Former Auburn defensive end Quentin Groves told the AP he was never aware of McClover or any other teammates receiving improper payments.
"I just think it was totally and utterly ridiculous to go and say something like that about the school that gave you so much and then be mad because of selfish reasons," Groves, who is now a Raiders linebacker, told AP in a phone interview Wednesday. "I have no words for them."
He said McClover "was like a brother to me." Groves said he saw his former teammate two weeks ago in Miami, and that McClover only told him HBO was doing a special on his charity.
"I said, 'OK, that's cool. Did you say anything else?'" Groves said. He said McClover responded, "Nah, I just told them about my life."
Groves said HBO contacted him and at least nine other former Auburn players for the report.
Asked if he was ever paid at Auburn, Groves responded: "Never. The only thing I got from Auburn is great memories and the Auburn (career) sack record."
McClover, who spent two years at Auburn before turning pro after the 2005 season, also said he received cash during "money handshakes" with LSU and Michigan State and received sexual favors during a visit to Ohio State.
In a statement, Michigan State spokesman John Lewandowski said, "Our compliance office was never alerted to this alleged handshake."
Ohio State spokeswoman Shelly Poe said the school had no comment because the "the report is so far back and so many years ago and he's just coming forward with it." She said the incident described would have violated "our policies in the NCAA."
Joe Alleva, LSU's vice chancellor and athletic director, said the school would not comment but added that LSU "vigorously enforces NCAA and SEC rules and we work diligently to educate boosters on NCAA rules compliance."
HBO's Andrea Kremer, who did the interviews for the HBO report, appeared on the Dan Patrick radio show Wednesday morning and told Patrick that she tried to get Auburn coaches to comment on the allegations.

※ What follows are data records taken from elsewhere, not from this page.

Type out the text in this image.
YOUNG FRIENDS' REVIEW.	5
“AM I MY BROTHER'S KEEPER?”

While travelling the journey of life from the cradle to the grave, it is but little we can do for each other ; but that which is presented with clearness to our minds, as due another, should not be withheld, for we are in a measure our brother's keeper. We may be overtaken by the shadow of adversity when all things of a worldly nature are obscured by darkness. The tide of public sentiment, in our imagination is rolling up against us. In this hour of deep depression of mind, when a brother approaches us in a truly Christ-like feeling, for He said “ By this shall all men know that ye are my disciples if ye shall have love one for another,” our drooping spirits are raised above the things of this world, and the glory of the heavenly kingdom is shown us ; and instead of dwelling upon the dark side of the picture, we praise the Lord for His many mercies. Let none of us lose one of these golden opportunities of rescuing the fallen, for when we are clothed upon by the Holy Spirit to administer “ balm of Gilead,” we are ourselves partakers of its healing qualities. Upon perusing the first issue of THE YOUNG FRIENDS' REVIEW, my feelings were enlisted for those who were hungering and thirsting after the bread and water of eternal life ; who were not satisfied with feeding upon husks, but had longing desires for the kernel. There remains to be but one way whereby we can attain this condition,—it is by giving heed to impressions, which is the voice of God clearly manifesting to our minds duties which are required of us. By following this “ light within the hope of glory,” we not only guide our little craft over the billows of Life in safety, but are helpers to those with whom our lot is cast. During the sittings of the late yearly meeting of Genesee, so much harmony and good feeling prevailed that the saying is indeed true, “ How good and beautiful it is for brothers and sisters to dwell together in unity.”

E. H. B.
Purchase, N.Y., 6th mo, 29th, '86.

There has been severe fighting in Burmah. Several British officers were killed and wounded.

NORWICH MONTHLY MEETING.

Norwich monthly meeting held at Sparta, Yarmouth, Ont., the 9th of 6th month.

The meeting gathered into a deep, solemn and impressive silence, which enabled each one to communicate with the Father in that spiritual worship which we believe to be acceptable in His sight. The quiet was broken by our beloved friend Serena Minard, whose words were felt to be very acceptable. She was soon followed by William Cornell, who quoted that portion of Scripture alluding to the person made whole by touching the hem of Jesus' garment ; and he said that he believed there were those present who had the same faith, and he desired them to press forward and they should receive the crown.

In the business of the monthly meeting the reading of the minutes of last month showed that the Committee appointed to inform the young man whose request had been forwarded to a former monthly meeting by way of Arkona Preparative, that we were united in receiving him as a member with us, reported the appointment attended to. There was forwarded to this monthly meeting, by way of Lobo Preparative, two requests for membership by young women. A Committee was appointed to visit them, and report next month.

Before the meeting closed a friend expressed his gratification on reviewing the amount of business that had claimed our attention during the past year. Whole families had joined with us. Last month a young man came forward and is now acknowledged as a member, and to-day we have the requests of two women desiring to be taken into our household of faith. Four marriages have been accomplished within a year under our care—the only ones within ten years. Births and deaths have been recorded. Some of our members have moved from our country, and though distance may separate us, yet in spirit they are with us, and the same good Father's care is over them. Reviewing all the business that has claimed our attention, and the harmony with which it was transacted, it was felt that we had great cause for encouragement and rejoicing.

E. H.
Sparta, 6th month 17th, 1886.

Kremer said Tuberville, the head coach during the time the players allegedly received the money "did not comment on this. We reached out on a number of different coaches, and they declined to speak to us,'' she said.
"We reached out to a lot of different people -- to boosters, to coaches, to administrators, to a number of different players -- and what's interesting is that it's an all cash business, and that gives a lot of plausible deniability...so it's difficult."
"I wanted to hear some anecdotes,'' Kremer said on the show. "I wanted to hear from some people who actually have been through it, and I think that's what we tried to provide in the story. Yeah, money handshakes. You hear about them."